Re: [PATCH 2/2] tools/memory-model: Add write ordering by release-acquire and by locks
From: Daniel Lustig
Date: Thu Jul 05 2018 - 11:35:36 EST
On 7/5/2018 8:16 AM, Daniel Lustig wrote:
> On 7/5/2018 7:44 AM, Will Deacon wrote:
>> On Thu, Jul 05, 2018 at 04:00:29PM +0200, Andrea Parri wrote:
>>> On Wed, Jul 04, 2018 at 01:11:04PM +0100, Will Deacon wrote:
>>>> On Tue, Jul 03, 2018 at 01:28:17PM -0400, Alan Stern wrote:
>>>>> There's also read-write ordering, in the form of the LB pattern:
>>>>> P0(int *x, int *y, int *z)
>>>>> r0 = READ_ONCE(*x);
>>>>> smp_store_release(z, 1);
>>>>> r1 = smp_load_acquire(z);
>>>>> WRITE_ONCE(*y, 1);
>>>>> P1(int *x, int *y)
>>>>> r2 = READ_ONCE(*y);
>>>>> WRITE_ONCE(*x, 1);
>>>>> exists (0:r0=1 /\ 1:r2=1)
>>>> The access types are irrelevant to the acquire/release primitives, so yes
>>>> that's also allowed.
>>>>> Would this be allowed if smp_load_acquire() was implemented with LDAPR?

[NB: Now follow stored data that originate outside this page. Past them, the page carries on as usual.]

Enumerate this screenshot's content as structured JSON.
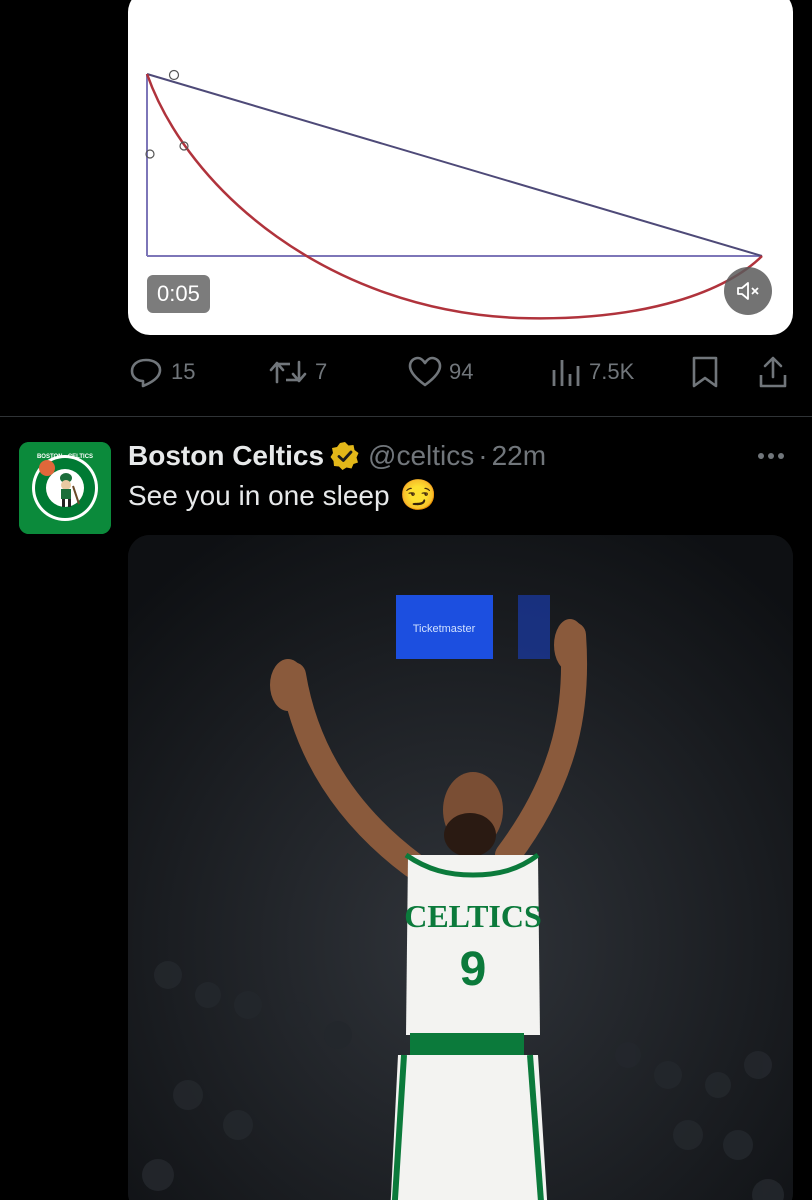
{
  "video_tweet": {
    "video": {
      "timestamp": "0:05",
      "muted": true
    },
    "actions": {
      "replies": "15",
      "reposts": "7",
      "likes": "94",
      "views": "7.5K"
    }
  },
  "tweet": {
    "display_name": "Boston Celtics",
    "verified": true,
    "handle": "@celtics",
    "separator": "·",
    "age": "22m",
    "text": "See you in one sleep",
    "emoji": "😏",
    "photo": {
      "arena_sign": "Ticketmaster",
      "jersey_team": "CELTICS",
      "jersey_number": "9"
    }
  },
  "colors": {
    "background": "#000000",
    "text_primary": "#e7e9ea",
    "text_secondary": "#71767b",
    "divider": "#2f3336",
    "verified_gold": "#e2b719",
    "celtics_green": "#007a33"
  }
}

>>>>> If the answer is yes then we will have to remove the rfi-rel-acq and
>>>>> rel-rf-acq-po relations from the memory model entirely.
>>>> I don't understand what you mean by "rfi-rel-acq-po", and I assume you mean
>>>> rel-rfi-acq-po for the other? Sounds like I'm confused here.

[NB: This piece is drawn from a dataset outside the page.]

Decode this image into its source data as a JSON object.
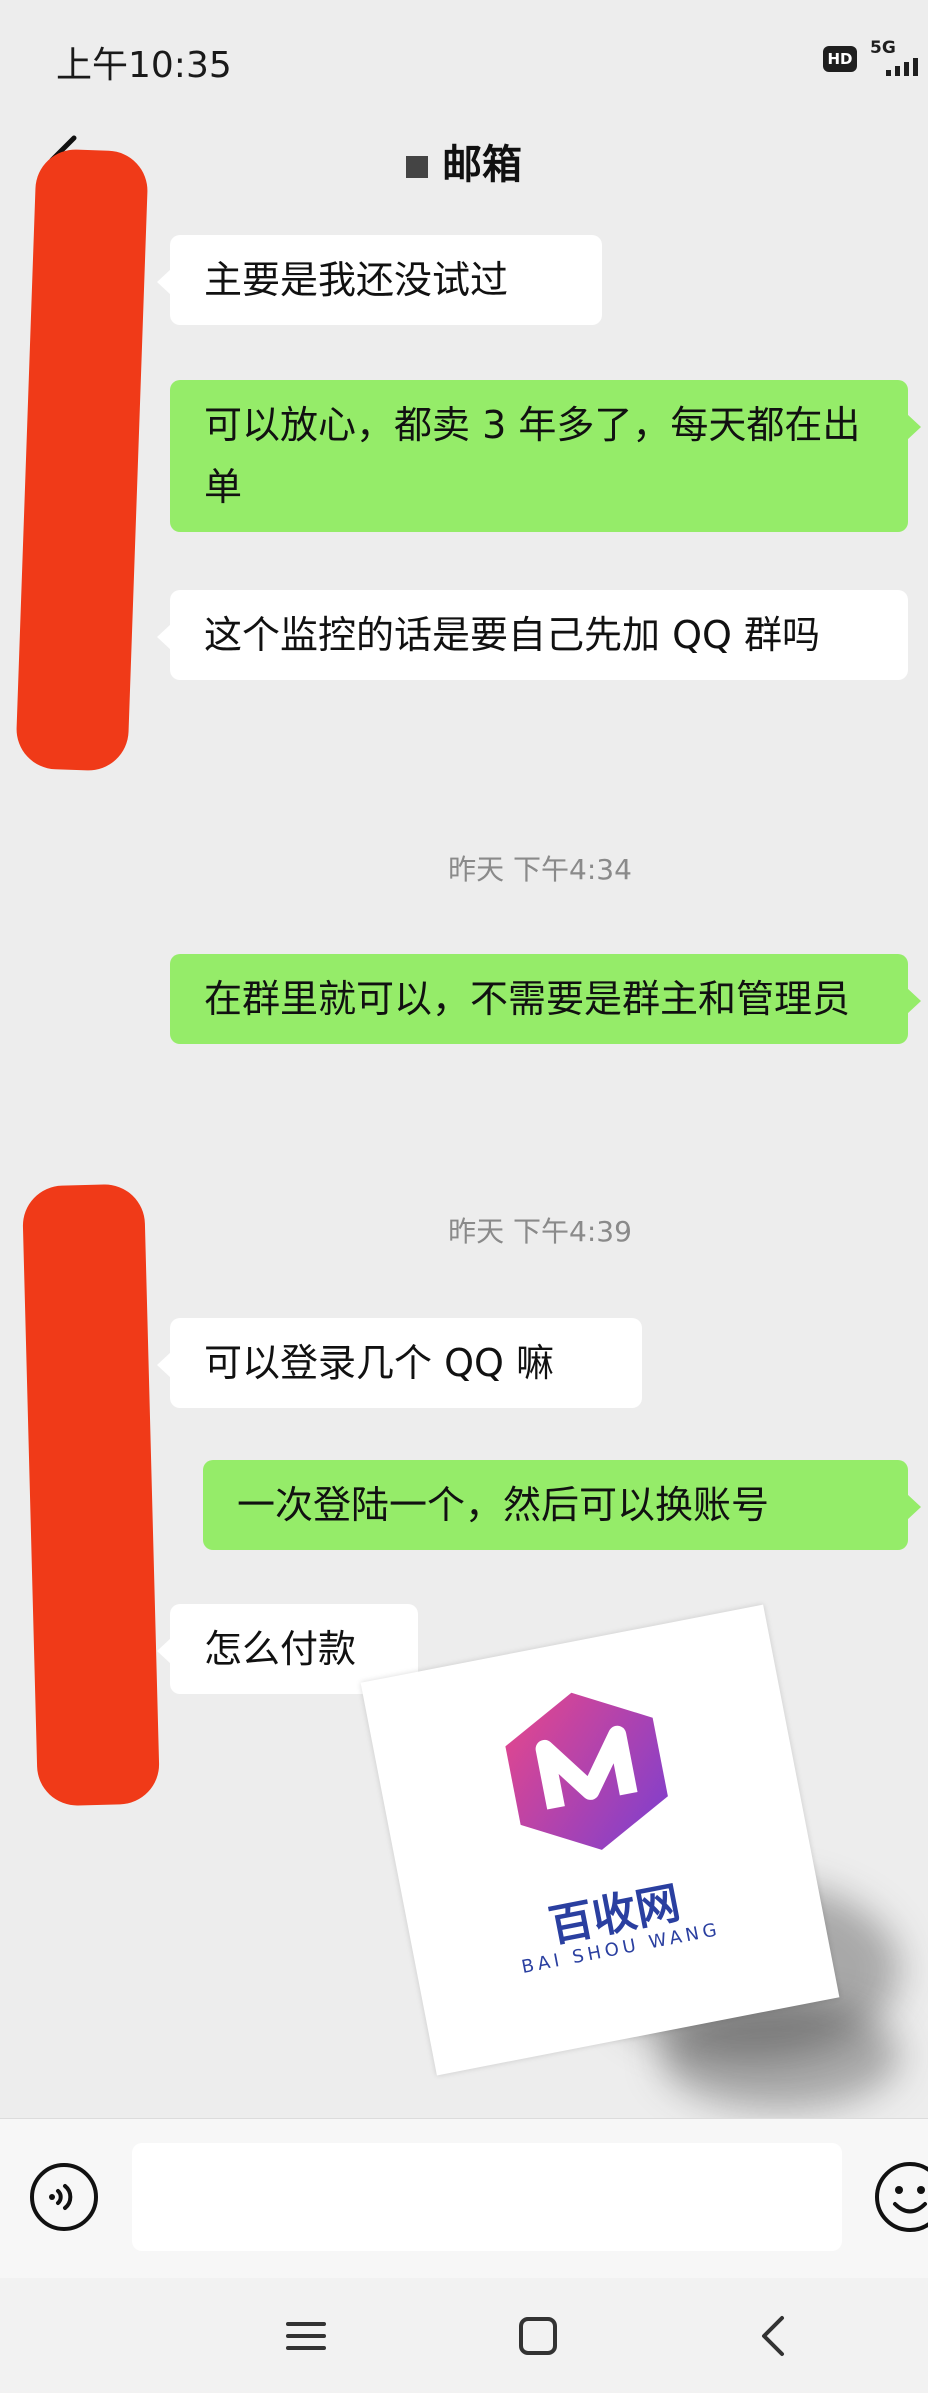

>>> [Your reply about 1/2 suggests that you've figured this out now, IAC ...]
>> Yeah, the naming threw me because it's not the same order as the composition
>> in the actual definition (why not?). I typoed an extra 'po' suffix. Well
>> done for spotting it.
>>> "rfi-rel-acq" (as Alan wrote, and as I wrote before my question above...)
>>> is defined and currently used in linux-kernel.cat (and, FWIW, it has been
>>> so since when we upstreamed LKMM).
>>> My point is that, as exemplified by the two tests I reported above, this
>>> relation already prevents you from implementing your acquire with LDAPR;
>>> so my/our question was not "can you run herd7 for me?" but rather "do you
>>> think that changes are needed to the .cat file?".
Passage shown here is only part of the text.